On 2 April, Tusk provided the geopolitical frame within which this domestic contest is unfolding. In a post on X, the prime minister listed a simultaneous convergence of destabilising developments: the threat of US withdrawal from NATO, Washington's easing of Russian oil sanctions, Europe's energy crisis, the suspension of aid to Ukraine, and Orbán's blocking of the EU credit facility for Kyiv. He described the combination as resembling "Putin's dream plan." The statement was made against the backdrop of Financial Times reporting that President Trump had threatened to cut Ukraine arms transfers unless European allies joined US military operations in the Strait of Hormuz. Congressional and Pentagon sources subsequently denied that any NATO withdrawal discussions were underway, and Alliance officials publicly characterised the threat as a bluff. For Warsaw, however, the episode exposed the degree to which Poland's security architecture rests on a US commitment whose reliability can no longer be assumed.
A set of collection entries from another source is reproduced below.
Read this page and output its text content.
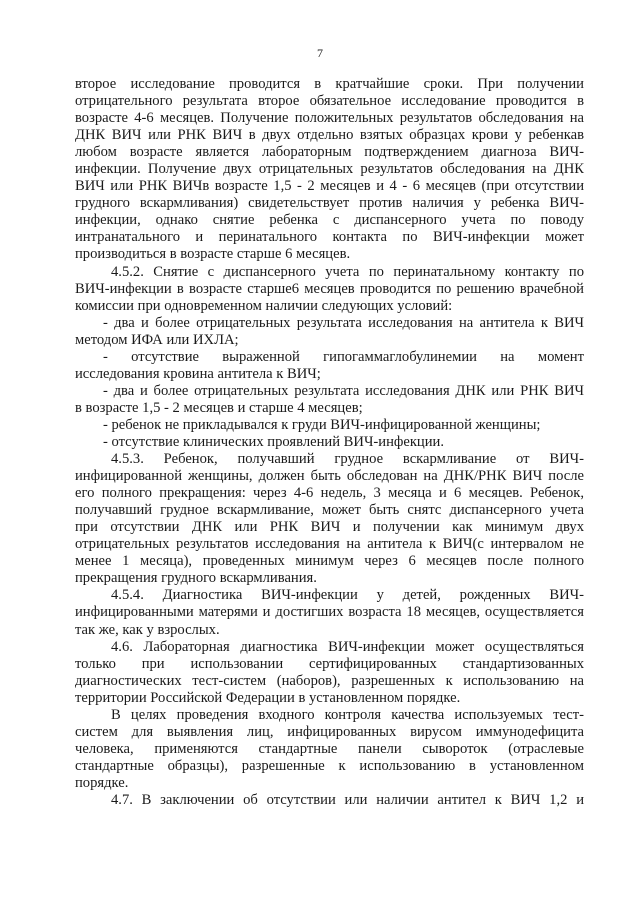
7
второе исследование проводится в кратчайшие сроки. При получении
отрицательного результата второе обязательное исследование проводится в
возрасте 4-6 месяцев. Получение положительных результатов обследования на
ДНК ВИЧ или РНК ВИЧ в двух отдельно взятых образцах крови у ребенкав
любом возрасте является лабораторным подтверждением диагноза ВИЧ-
инфекции. Получение двух отрицательных результатов обследования на ДНК
ВИЧ или РНК ВИЧв возрасте 1,5 - 2 месяцев и 4 - 6 месяцев (при отсутствии
грудного вскармливания) свидетельствует против наличия у ребенка ВИЧ-
инфекции, однако снятие ребенка с диспансерного учета по поводу
интранатального и перинатального контакта по ВИЧ-инфекции может
производиться в возрасте старше 6 месяцев.
4.5.2. Снятие с диспансерного учета по перинатальному контакту по
ВИЧ-инфекции в возрасте старше6 месяцев проводится по решению врачебной
комиссии при одновременном наличии следующих условий:
- два и более отрицательных результата исследования на антитела к ВИЧ
методом ИФА или ИХЛА;
- отсутствие выраженной гипогаммаглобулинемии на момент
исследования кровина антитела к ВИЧ;
- два и более отрицательных результата исследования ДНК или РНК ВИЧ
в возрасте 1,5 - 2 месяцев и старше 4 месяцев;
- ребенок не прикладывался к груди ВИЧ-инфицированной женщины;
- отсутствие клинических проявлений ВИЧ-инфекции.
4.5.3. Ребенок, получавший грудное вскармливание от ВИЧ-
инфицированной женщины, должен быть обследован на ДНК/РНК ВИЧ после
его полного прекращения: через 4-6 недель, 3 месяца и 6 месяцев. Ребенок,
получавший грудное вскармливание, может быть снятс диспансерного учета
при отсутствии ДНК или РНК ВИЧ и получении как минимум двух
отрицательных результатов исследования на антитела к ВИЧ(с интервалом не
менее 1 месяца), проведенных минимум через 6 месяцев после полного
прекращения грудного вскармливания.
4.5.4. Диагностика ВИЧ-инфекции у детей, рожденных ВИЧ-
инфицированными матерями и достигших возраста 18 месяцев, осуществляется
так же, как у взрослых.
4.6. Лабораторная диагностика ВИЧ-инфекции может осуществляться
только при использовании сертифицированных стандартизованных
диагностических тест-систем (наборов), разрешенных к использованию на
территории Российской Федерации в установленном порядке.
В целях проведения входного контроля качества используемых тест-
систем для выявления лиц, инфицированных вирусом иммунодефицита
человека, применяются стандартные панели сывороток (отраслевые
стандартные образцы), разрешенные к использованию в установленном
порядке.
4.7. В заключении об отсутствии или наличии антител к ВИЧ 1,2 и
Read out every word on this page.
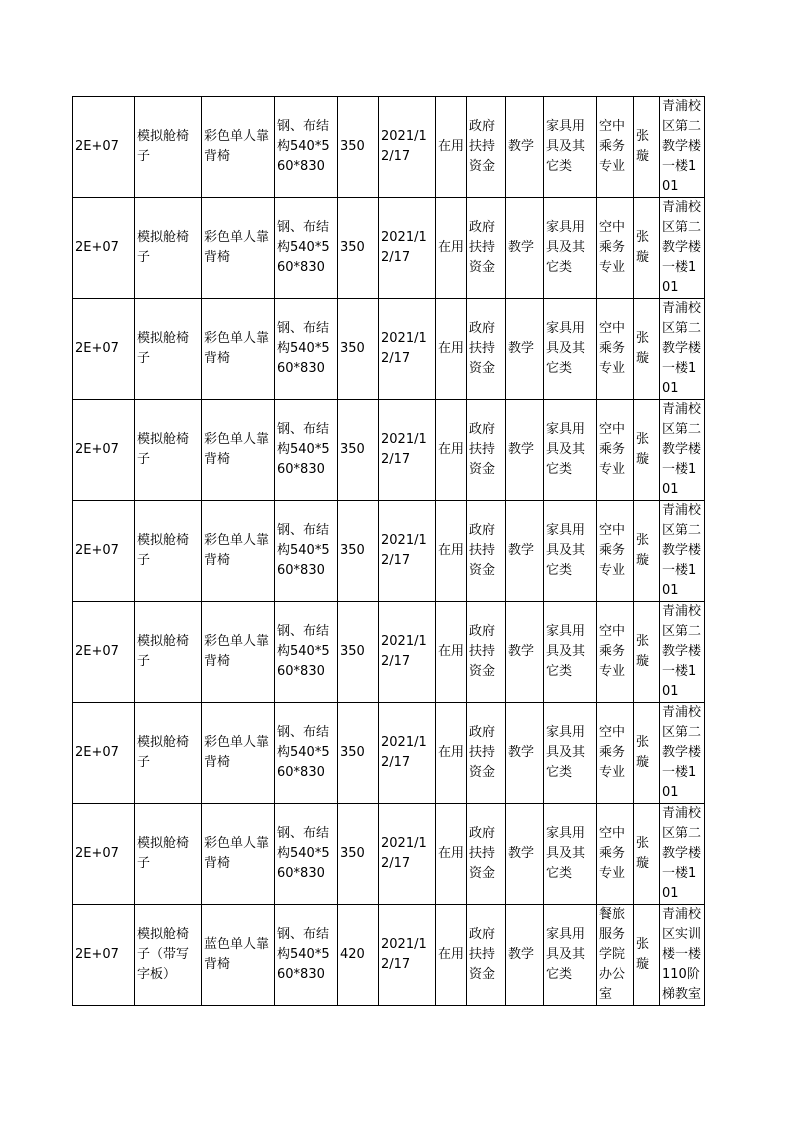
2E+07	模拟舱椅子	彩色单人靠背椅	钢、布结构540*560*830	350	2021/12/17	在用	政府扶持资金	教学	家具用具及其它类	空中乘务专业	张璇	青浦校区第二教学楼一楼101
2E+07	模拟舱椅子	彩色单人靠背椅	钢、布结构540*560*830	350	2021/12/17	在用	政府扶持资金	教学	家具用具及其它类	空中乘务专业	张璇	青浦校区第二教学楼一楼101
2E+07	模拟舱椅子	彩色单人靠背椅	钢、布结构540*560*830	350	2021/12/17	在用	政府扶持资金	教学	家具用具及其它类	空中乘务专业	张璇	青浦校区第二教学楼一楼101
2E+07	模拟舱椅子	彩色单人靠背椅	钢、布结构540*560*830	350	2021/12/17	在用	政府扶持资金	教学	家具用具及其它类	空中乘务专业	张璇	青浦校区第二教学楼一楼101
2E+07	模拟舱椅子	彩色单人靠背椅	钢、布结构540*560*830	350	2021/12/17	在用	政府扶持资金	教学	家具用具及其它类	空中乘务专业	张璇	青浦校区第二教学楼一楼101
2E+07	模拟舱椅子	彩色单人靠背椅	钢、布结构540*560*830	350	2021/12/17	在用	政府扶持资金	教学	家具用具及其它类	空中乘务专业	张璇	青浦校区第二教学楼一楼101
2E+07	模拟舱椅子	彩色单人靠背椅	钢、布结构540*560*830	350	2021/12/17	在用	政府扶持资金	教学	家具用具及其它类	空中乘务专业	张璇	青浦校区第二教学楼一楼101
2E+07	模拟舱椅子	彩色单人靠背椅	钢、布结构540*560*830	350	2021/12/17	在用	政府扶持资金	教学	家具用具及其它类	空中乘务专业	张璇	青浦校区第二教学楼一楼101
2E+07	模拟舱椅子（带写字板）	蓝色单人靠背椅	钢、布结构540*560*830	420	2021/12/17	在用	政府扶持资金	教学	家具用具及其它类	餐旅服务学院办公室	张璇	青浦校区实训楼一楼110阶梯教室
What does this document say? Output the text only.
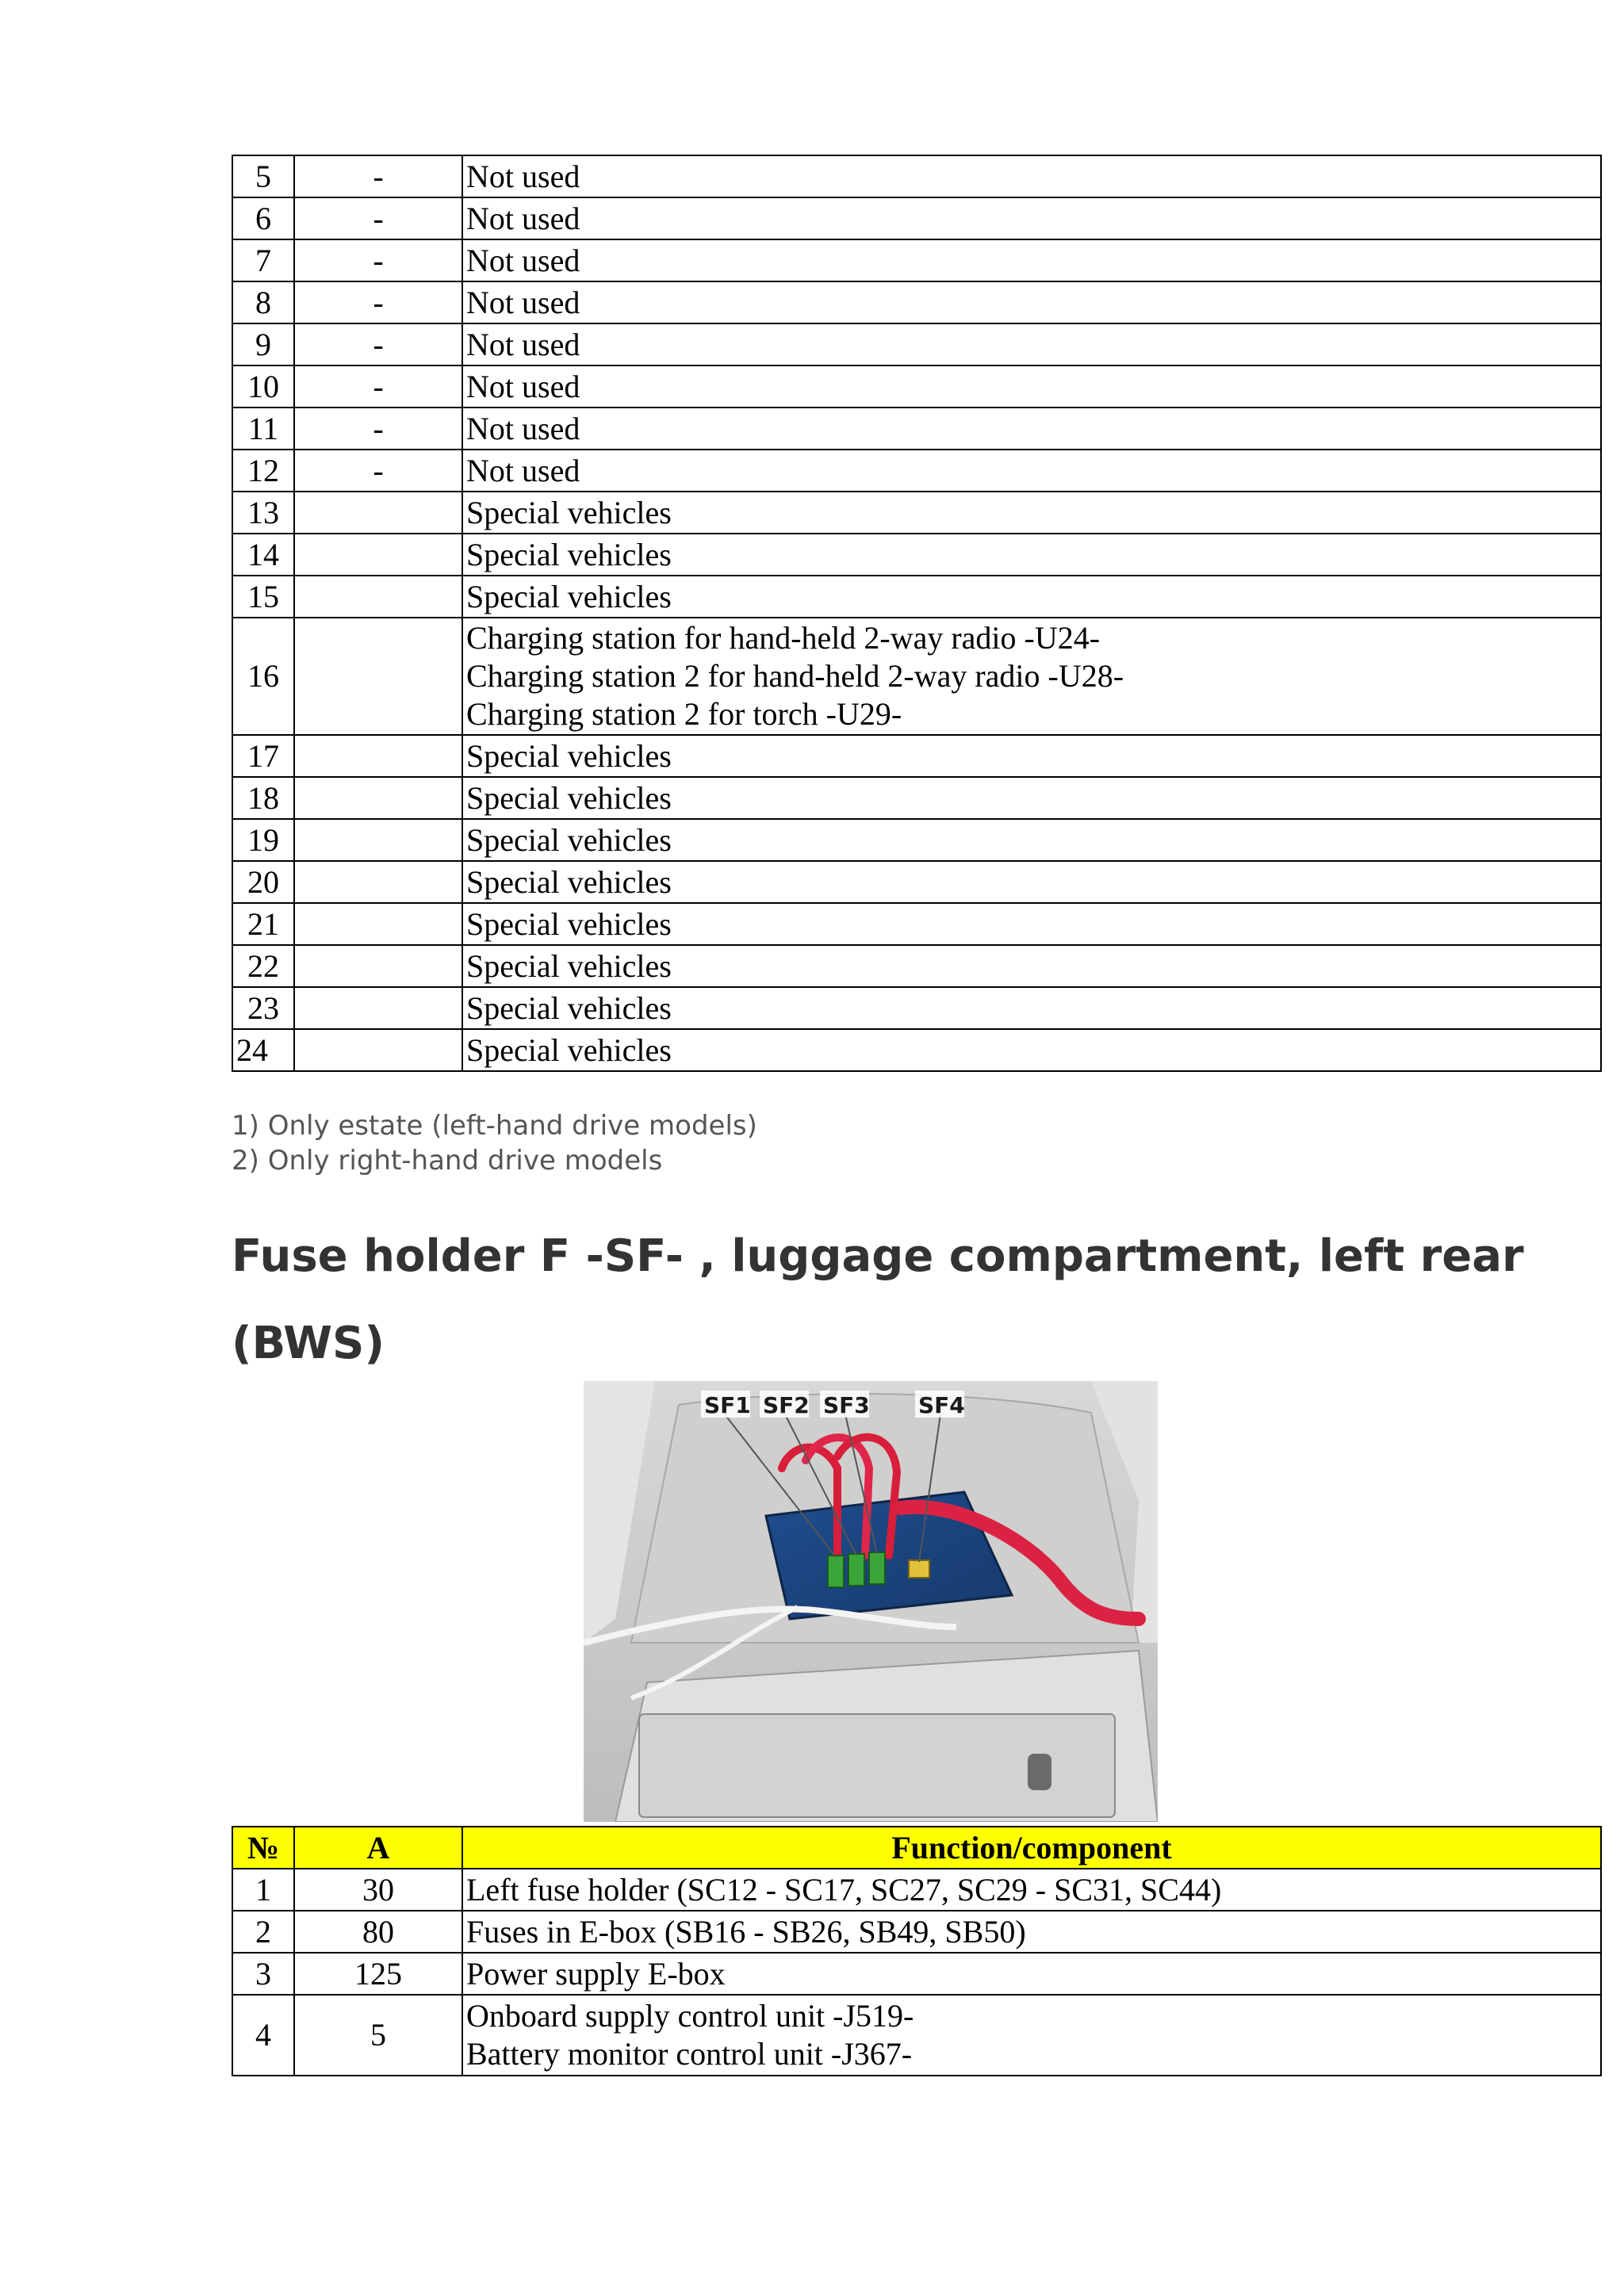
5	-	Not used
6	-	Not used
7	-	Not used
8	-	Not used
9	-	Not used
10	-	Not used
11	-	Not used
12	-	Not used
13		Special vehicles
14		Special vehicles
15		Special vehicles
16		Charging station for hand-held 2-way radio -U24-
Charging station 2 for hand-held 2-way radio -U28-
Charging station 2 for torch -U29-

17		Special vehicles
18		Special vehicles
19		Special vehicles
20		Special vehicles
21		Special vehicles
22		Special vehicles
23		Special vehicles
24		Special vehicles
1) Only estate (left-hand drive models)
2) Only right-hand drive models
Fuse holder F -SF- , luggage compartment, left rear
(BWS)
SF1 SF2 SF3 SF4
№	A	Function/component
1	30	Left fuse holder (SC12 - SC17, SC27, SC29 - SC31, SC44)
2	80	Fuses in E-box (SB16 - SB26, SB49, SB50)
3	125	Power supply E-box
4	5	Onboard supply control unit -J519-
Battery monitor control unit -J367-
The two stories converge on a single structural observation. Poland enters the pre-campaign period as both analyst and protagonist: Tusk's geopolitical framing is rhetorically sharp, but it also crystallises the uncomfortable reality that Warsaw's own coalitional fragility and its 2027 electoral dynamics will be shaped by external forces that no Polish party fully controls. The central campaign axis: EU solidarity versus transatlantic bilateralism. And it`s not about a debate of Poland's choosing; it is a debate that the broader Western crisis has imposed on it.